Research output: Contribution to journal › Article › peer-review

18 Scopus citations

Abstract

Aerobic organisms maintain O2 homeostasis by responding to changes in O2 supply and demand in both short and long time domains. In this review, we introduce several specific examples of respiratory plasticity induced by chronic changes in O2 supply (environmental hypoxia or hyperoxia) and demand (exercise-induced and temperature-induced changes in aerobic metabolism). These studies reveal that plasticity occurs throughout the respiratory system, including modifications to the gas exchanger, respiratory pigments, respiratory muscles, and the neural control systems responsible for ventilating the gas exchanger. While some of these responses appear appropriate (e.g., increases in lung surface area, blood O2 capacity, and pulmonary ventilation in hypoxia), other responses are potentially harmful (e.g., increased muscle fatigability).
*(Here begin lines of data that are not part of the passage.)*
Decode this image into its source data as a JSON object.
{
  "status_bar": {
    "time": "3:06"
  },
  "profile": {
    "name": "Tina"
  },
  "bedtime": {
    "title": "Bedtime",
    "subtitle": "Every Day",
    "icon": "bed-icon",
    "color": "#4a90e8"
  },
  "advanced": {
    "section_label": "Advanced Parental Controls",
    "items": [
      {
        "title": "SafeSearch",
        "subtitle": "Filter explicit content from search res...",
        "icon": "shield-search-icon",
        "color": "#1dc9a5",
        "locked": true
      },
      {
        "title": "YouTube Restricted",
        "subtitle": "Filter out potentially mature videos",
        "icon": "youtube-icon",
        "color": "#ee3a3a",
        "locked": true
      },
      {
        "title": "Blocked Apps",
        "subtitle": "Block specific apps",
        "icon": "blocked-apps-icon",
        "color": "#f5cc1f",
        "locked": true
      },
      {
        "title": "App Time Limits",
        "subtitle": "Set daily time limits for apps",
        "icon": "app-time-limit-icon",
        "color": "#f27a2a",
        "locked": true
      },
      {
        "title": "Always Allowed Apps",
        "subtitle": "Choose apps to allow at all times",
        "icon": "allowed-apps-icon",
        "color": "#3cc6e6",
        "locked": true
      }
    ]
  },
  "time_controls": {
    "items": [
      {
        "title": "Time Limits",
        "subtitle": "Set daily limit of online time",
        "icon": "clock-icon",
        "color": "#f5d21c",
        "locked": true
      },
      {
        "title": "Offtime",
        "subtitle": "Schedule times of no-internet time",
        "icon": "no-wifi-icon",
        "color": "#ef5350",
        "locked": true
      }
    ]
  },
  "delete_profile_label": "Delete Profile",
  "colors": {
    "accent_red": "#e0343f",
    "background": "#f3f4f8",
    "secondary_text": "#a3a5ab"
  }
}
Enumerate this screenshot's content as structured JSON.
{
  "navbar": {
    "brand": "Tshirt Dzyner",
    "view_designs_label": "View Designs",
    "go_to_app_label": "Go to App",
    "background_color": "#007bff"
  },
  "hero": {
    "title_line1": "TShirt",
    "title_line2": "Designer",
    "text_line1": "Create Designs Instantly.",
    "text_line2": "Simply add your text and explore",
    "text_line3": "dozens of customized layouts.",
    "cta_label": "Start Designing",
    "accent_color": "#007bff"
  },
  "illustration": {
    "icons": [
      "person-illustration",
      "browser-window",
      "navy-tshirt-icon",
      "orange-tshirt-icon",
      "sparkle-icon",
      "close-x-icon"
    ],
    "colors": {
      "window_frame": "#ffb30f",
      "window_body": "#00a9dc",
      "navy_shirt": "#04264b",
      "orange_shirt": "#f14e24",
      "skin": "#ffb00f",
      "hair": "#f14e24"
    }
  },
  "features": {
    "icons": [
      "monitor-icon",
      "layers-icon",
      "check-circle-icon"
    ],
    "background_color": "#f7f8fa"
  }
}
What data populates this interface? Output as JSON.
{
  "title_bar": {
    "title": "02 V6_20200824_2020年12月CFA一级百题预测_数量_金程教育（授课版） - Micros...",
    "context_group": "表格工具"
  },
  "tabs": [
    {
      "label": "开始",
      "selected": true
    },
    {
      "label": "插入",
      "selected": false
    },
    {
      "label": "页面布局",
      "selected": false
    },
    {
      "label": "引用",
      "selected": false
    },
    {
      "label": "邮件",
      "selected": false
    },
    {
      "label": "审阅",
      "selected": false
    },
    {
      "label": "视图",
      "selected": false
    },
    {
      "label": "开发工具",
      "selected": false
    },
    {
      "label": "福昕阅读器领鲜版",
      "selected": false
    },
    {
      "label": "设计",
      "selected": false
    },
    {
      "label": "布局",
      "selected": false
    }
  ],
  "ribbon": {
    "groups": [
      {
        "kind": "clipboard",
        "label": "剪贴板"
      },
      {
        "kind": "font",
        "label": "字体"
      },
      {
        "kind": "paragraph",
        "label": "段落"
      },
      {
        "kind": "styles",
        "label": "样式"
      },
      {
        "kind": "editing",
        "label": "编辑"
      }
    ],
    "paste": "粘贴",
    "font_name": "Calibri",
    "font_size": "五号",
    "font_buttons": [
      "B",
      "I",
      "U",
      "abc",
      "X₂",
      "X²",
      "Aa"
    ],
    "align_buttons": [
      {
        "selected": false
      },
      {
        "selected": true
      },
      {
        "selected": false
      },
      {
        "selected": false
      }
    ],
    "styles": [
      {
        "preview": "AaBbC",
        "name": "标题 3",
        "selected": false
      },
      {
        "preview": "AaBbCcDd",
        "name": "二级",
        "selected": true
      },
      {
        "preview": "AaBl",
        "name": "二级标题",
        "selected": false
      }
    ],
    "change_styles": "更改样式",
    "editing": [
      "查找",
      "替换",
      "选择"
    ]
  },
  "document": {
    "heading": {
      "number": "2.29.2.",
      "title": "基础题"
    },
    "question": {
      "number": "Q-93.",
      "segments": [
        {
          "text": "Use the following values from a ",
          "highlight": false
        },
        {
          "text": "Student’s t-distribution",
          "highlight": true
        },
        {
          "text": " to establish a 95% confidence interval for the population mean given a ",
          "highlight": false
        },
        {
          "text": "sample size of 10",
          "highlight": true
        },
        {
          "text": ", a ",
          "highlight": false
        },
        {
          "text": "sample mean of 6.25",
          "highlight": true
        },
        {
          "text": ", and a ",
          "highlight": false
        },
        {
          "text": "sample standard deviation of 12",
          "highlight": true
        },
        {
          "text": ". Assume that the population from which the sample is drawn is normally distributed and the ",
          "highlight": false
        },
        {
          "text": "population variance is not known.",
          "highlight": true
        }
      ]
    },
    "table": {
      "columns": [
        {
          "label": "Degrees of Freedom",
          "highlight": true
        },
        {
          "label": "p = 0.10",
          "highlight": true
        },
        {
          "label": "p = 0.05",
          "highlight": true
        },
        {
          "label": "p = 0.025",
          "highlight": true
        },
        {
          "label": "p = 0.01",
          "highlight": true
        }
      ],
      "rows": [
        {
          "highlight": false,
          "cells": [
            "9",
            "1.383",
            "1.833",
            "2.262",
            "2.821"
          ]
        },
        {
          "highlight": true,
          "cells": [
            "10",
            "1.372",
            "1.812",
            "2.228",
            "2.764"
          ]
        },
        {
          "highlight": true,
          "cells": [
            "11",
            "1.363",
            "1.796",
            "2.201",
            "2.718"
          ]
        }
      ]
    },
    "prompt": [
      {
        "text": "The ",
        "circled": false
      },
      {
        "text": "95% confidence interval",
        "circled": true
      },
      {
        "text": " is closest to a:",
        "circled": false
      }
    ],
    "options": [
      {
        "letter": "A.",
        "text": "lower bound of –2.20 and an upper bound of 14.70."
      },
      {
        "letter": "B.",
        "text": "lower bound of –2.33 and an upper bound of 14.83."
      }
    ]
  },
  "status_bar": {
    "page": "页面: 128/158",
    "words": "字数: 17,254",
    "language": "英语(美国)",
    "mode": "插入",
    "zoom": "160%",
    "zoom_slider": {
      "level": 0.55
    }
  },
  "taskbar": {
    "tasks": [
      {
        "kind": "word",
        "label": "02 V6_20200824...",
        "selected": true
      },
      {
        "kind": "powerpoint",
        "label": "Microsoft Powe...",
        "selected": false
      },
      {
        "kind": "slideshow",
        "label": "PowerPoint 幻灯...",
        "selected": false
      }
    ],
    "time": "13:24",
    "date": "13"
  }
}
Thus, it may be difficult to predict whole-animal performance based on the plasticity of a single system. Moreover, plastic responses may differ quantitatively and qualitatively at different developmental stages. Much of the current research in this field is focused on identifying the cellular and molecular mechanisms underlying respiratory plasticity. These studies suggest that a few key molecules, such as hypoxia inducible factor (HIF) and erythropoietin, may be involved in the expression of diverse forms of plasticity within and across species. Studying the various ways in which animals respond to respiratory challenges will enable a better understanding of the integrative response to chronic changes in O2 supply and demand.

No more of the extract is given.